3 thoughts on “Providers told to act now to address concerns

  1. The sector faces many challenges beyond COVID going forward.
    This requires building resilience in the system and the ability to adapt.
    Technology and innovation has an important role in enabling this, so we need to ensure the industry has the capability to implement the relevant change by the effective use of technology.
    To do that means we need to develop the digital maturity of the sector to enable it to utilise new technologies and solutions as they become available.
    That is what the ACIITC is there for.

  2. I agree that the pandemic, among other pressures, invites aged care providers to look at short and long term care issues. The way we construct care is problematic. I struggle with the concept of ‘home’ in a residential facility but that is in fact the person’s home albeit with a nursing/medical focus. I agree that relationships are central to care but this is often denigrated particularly in care facilities where the focus is on tasks. I repeatedly make the point about counselling as service of change. People usually at the end of life don’t need to see a psychologist but a counsellor who can listen to them and possibly, make sense of their lived experience. Counselling is a relationship-based service. Maybe the gendering of counsellors is reason to devalue the service, as it continuously does to a highly gendered workforce at the lowest level of care.
    The point is that without people (typically women) performing care, one can’t have a service. Not recognising that in the most explicit way and responding to the problem is a sectoral issue.

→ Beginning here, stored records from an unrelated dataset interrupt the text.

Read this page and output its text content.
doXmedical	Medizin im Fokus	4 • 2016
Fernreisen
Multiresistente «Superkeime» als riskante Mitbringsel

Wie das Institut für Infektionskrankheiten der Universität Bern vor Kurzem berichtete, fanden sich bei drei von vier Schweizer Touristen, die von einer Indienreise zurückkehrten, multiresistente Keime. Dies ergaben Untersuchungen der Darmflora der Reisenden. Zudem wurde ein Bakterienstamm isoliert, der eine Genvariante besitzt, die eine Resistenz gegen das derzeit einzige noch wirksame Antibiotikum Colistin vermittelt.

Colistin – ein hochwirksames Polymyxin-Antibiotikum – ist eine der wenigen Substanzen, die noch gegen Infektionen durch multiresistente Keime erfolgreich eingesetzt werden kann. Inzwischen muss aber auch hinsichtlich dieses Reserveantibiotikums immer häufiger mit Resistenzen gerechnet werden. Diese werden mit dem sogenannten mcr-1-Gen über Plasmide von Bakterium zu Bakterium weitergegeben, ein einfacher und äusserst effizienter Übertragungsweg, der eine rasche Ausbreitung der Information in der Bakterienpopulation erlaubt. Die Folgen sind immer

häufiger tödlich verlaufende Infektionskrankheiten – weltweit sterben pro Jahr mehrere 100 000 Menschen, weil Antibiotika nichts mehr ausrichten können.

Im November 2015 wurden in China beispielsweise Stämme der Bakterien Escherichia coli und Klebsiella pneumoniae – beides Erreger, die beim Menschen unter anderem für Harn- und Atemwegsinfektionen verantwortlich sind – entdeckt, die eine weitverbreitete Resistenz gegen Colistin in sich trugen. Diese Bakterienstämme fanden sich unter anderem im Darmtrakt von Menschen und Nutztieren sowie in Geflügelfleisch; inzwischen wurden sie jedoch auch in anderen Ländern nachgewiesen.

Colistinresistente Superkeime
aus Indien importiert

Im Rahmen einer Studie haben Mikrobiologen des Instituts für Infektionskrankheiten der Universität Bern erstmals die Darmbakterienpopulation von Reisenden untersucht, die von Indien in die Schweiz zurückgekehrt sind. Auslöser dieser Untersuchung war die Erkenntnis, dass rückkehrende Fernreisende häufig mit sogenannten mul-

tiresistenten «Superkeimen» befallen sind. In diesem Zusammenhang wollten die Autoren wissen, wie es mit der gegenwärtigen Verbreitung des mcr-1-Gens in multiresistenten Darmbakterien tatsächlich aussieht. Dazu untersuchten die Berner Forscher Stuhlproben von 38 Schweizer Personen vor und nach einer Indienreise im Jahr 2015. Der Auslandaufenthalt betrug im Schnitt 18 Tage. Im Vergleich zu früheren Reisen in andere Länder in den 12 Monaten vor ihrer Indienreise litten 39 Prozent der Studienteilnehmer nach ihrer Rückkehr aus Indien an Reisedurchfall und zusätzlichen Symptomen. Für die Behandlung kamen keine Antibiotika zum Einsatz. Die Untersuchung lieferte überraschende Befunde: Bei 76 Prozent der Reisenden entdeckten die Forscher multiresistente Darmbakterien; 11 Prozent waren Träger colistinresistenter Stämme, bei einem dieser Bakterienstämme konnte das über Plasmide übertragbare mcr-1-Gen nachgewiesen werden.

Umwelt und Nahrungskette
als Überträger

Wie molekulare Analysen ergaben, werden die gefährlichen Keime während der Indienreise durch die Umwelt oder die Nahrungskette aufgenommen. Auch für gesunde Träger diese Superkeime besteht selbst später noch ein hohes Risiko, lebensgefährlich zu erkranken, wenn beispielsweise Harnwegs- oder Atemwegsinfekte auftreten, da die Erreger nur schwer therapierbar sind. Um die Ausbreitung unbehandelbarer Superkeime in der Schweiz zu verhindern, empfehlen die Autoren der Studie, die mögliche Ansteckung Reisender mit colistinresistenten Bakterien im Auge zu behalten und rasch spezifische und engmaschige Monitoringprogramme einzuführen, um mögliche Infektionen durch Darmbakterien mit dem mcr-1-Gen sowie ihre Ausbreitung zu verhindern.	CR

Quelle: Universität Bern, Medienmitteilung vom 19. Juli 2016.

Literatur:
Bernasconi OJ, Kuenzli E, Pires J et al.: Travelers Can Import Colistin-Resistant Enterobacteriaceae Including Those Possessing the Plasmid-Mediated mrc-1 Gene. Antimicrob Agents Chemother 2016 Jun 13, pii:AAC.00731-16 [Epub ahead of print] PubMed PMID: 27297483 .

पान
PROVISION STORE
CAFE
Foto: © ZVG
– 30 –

  3. We constantly hear providers stating that the Government needs to allocate more funding for Aged Care especially in the RACF space and yet LASA etc refuse to agree to transparency as to where the taxpayers’ money is going. Most private providers post a profit, it’s the NFPs that struggle. How can any provider post profits then ask the taxpayers for more money? How can they post profits when the level of care is classed as neglectful. Also, as the main lobby body, isn’t it neglectful to ask for more money instead of proving to all Australians that the $ amount per person is not sufficient to provide an acceptable level of care? Why aren’t LASA and other lobbyists for Aged Care pointing out to the Government that by not giving appropriate $ amount per person the Government is failing drastically in its duty of care? For example if the cost of feeding one resident per day is $12 but the funding allows for $6 per day, does that mean the resident goes hungry or suffers malnourishment? LASA and other lobbyists do not lobby for appropriate care, they lobby for profit, that’s why a Royal Commission had to be called. Aged Care is a health issue, it’s not a business and never should have been put into the hands of private providers, it amounts to little more than human trafficking. How can there be a successful investment when this ‘business’ is reliant on taxpayer money? That’s a pretty precarious business model.